Guide to project milestone levelling

Guide to project milestone levelling

The last post provided a useful overview of how identifying the correct milestones and making sure that they are written using outcomes, allows for the story to be told to sponsors and senior management.  You can read the post, Using Outcomes to Tell the Story, by clicking the link.

The first step in the process explained why project milestone levelling is important.  In this post I want to expand on the levelling process and how the PMO can help ensure quality and consistency.

What is a Project Milestone?

I thought it worthwhile quickly covering this to ensure common understanding.

Wikipedia states “Milestones are tools used in project management to mark specific points along a project timeline”.  This is a good general definition.  A project will consist of a number of tasks and activities.  The milestone is a way to show when groups of these tasks and activities have been achieved.

This is helpful as a well-constructed plan will have a number of milestones across the entire project cycle.  This allows for a simplified view of the project to be reported (the milestone story) and progress to be monitored and reported.

What is Project Milestone Levelling?

Having clearly defined milestones is important to being able to track and report progress.  However, not all milestones are equal.  This is where the levelling plays an important role.

Milestone levelling is the process of categorising the milestones into a hierarchy primarily to support reporting.  The level of the milestone will be based on importance i.e. what the milestone represents.

For example you could employ a simple process that uses 2 levels.

  • Level 1: Outcomes
  • Level 2: Key Deliverables

For each of the levels you would then provide clear guidance on how each level should be interpreted (see diagram Milestone Levelling below).

It is helpful to provide practical examples of real world milestones as this will help the project teams to relate to their own milestones.

It is possible to define as many levels of milestones as you want.  For example, there should be milestones below Level 2 that are used by the project teams.  However, it is advisable for the PMO to only define as many levels as is absolutely necessary.  If not there is a serious risk of over engineering.  Therefore, by only defining the top 2 levels, you allow the project to have the required level of flexibility to construct their plans while ensuring that the PMO has visibility of the important Outcome and Deliverable based milestones.
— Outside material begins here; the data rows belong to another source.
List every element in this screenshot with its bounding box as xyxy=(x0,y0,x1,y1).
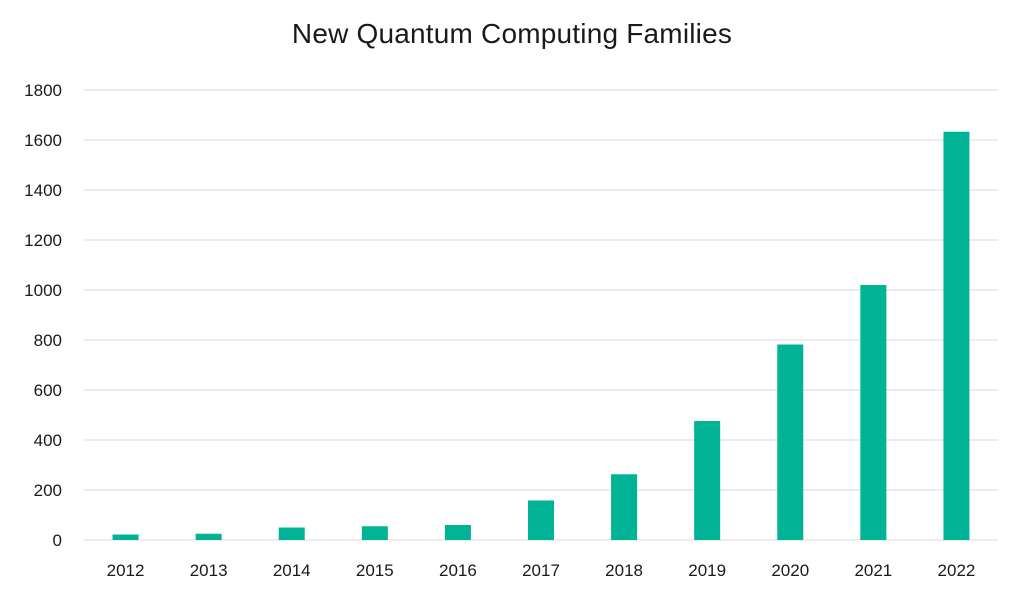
x-tick-label: 2016 xyxy=(439,561,477,580)
y-tick-label: 0 xyxy=(53,531,62,550)
bar-2017 xyxy=(528,500,554,540)
x-axis-ticks: 2012 2013 2014 2015 2016 2017 2018 2019 2020 2021… xyxy=(107,561,976,580)
y-tick-label: 600 xyxy=(34,381,62,400)
bar-2012 xyxy=(112,534,139,540)
x-tick-label: 2013 xyxy=(190,561,228,580)
y-axis-ticks: 0 200 400 600 800 1000 1200 1400 1600 1800 xyxy=(24,81,62,550)
chart-title: New Quantum Computing Families xyxy=(291,18,733,49)
bar-2013 xyxy=(195,533,222,540)
bar-2019 xyxy=(694,421,721,540)
x-tick-label: 2019 xyxy=(688,561,726,580)
y-tick-label: 1000 xyxy=(24,281,62,300)
x-tick-label: 2014 xyxy=(273,561,311,580)
y-tick-label: 1200 xyxy=(24,231,62,250)
y-tick-label: 1400 xyxy=(24,181,62,200)
x-tick-label: 2018 xyxy=(605,561,643,580)
x-tick-label: 2012 xyxy=(107,561,145,580)
y-tick-label: 800 xyxy=(34,331,62,350)
bar-2020 xyxy=(777,344,804,540)
x-tick-label: 2022 xyxy=(938,561,976,580)
gridlines xyxy=(84,89,998,541)
bar-2018 xyxy=(611,474,638,540)
x-tick-label: 2021 xyxy=(854,561,892,580)
y-tick-label: 400 xyxy=(34,431,62,450)
bar-2015 xyxy=(361,526,388,540)
x-tick-label: 2015 xyxy=(356,561,394,580)
x-tick-label: 2020 xyxy=(771,561,809,580)
y-tick-label: 1600 xyxy=(24,131,62,150)
bar-2016 xyxy=(444,525,471,540)
bar-2021 xyxy=(860,285,887,540)
bars xyxy=(112,131,970,540)
bar-2022 xyxy=(943,131,970,540)
y-tick-label: 200 xyxy=(34,481,62,500)
x-tick-label: 2017 xyxy=(522,561,560,580)
y-tick-label: 1800 xyxy=(24,81,62,100)
bar-2014 xyxy=(278,527,305,540)
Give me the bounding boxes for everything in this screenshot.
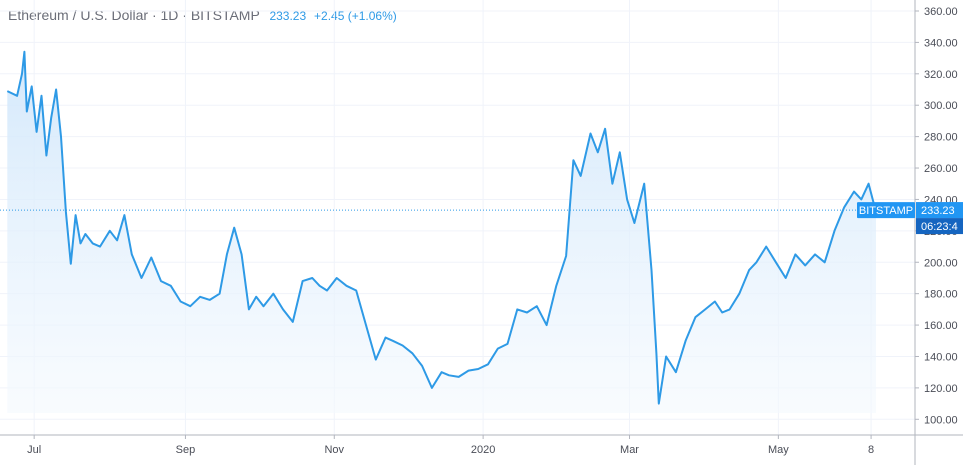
countdown-tag bbox=[916, 218, 963, 235]
x-tick-label: May bbox=[768, 444, 789, 456]
x-tick-label: 8 bbox=[868, 444, 874, 456]
x-tick-label: Mar bbox=[620, 444, 639, 456]
price-area bbox=[7, 51, 877, 414]
y-tick-label: 120.00 bbox=[924, 383, 958, 395]
last-price: 233.23 bbox=[269, 9, 307, 23]
y-tick-label: 140.00 bbox=[924, 351, 958, 363]
y-tick-label: 300.00 bbox=[924, 100, 958, 112]
price-tags: BITSTAMP 233.23 06:23:4 bbox=[0, 202, 963, 235]
price-area-layer bbox=[7, 51, 877, 414]
x-tick-label: Sep bbox=[176, 444, 196, 456]
exchange-tag-label: BITSTAMP bbox=[859, 205, 913, 217]
x-tick-label: 2020 bbox=[471, 444, 495, 456]
y-tick-label: 320.00 bbox=[924, 69, 958, 81]
y-tick-label: 360.00 bbox=[924, 6, 958, 18]
x-tick-label: Nov bbox=[324, 444, 344, 456]
y-tick-label: 340.00 bbox=[924, 37, 958, 49]
x-tick-label: Jul bbox=[27, 444, 41, 456]
y-tick-label: 200.00 bbox=[924, 257, 958, 269]
last-price-tag bbox=[916, 202, 963, 219]
countdown-tag-label: 06:23:4 bbox=[921, 221, 958, 233]
y-tick-label: 280.00 bbox=[924, 132, 958, 144]
last-price-tag-label: 233.23 bbox=[921, 205, 955, 217]
price-line[interactable] bbox=[6, 50, 877, 405]
y-tick-label: 100.00 bbox=[924, 414, 958, 426]
exchange-tag bbox=[857, 202, 915, 219]
y-tick-label: 260.00 bbox=[924, 163, 958, 175]
y-tick-label: 180.00 bbox=[924, 289, 958, 301]
price-line-layer bbox=[6, 50, 877, 405]
y-tick-label: 160.00 bbox=[924, 320, 958, 332]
Always remember to aim for a practical pragmatic approach.

The diagram below is an example of the guidance that could be published.  This ensures that the milestones identified and captured by all projects can be compared on a similar basis.  This is important when it comes to reporting.

Example of milestone levelling guidance

Project Milestone Consistency

Publishing clear guidelines will help ensure consistency.  However, it is possible that projects may not understand, may not interpret the guide correctly or even ignore the guide.  This is where the PMO should conduct a review to sense check that the guidelines have been applied correctly.

This review should ideally be completed with the appropriate project team member.  It is also advisable to go about this in a consultative manner as opposed adopting an audit approach.  The later will be interpreted that you are “marking the homework to find errors” as opposed to the former which should come across as you helping to make the plan better.


Project milestone levelling is a simple but powerful tool to enable the monitoring and reporting of progress.  Done right it will promote confidence with sponsors and senior management as they will be able to monitor progress.  The PMO can play a pivotal role in setting the standards and reviewing plans to enable this to happen.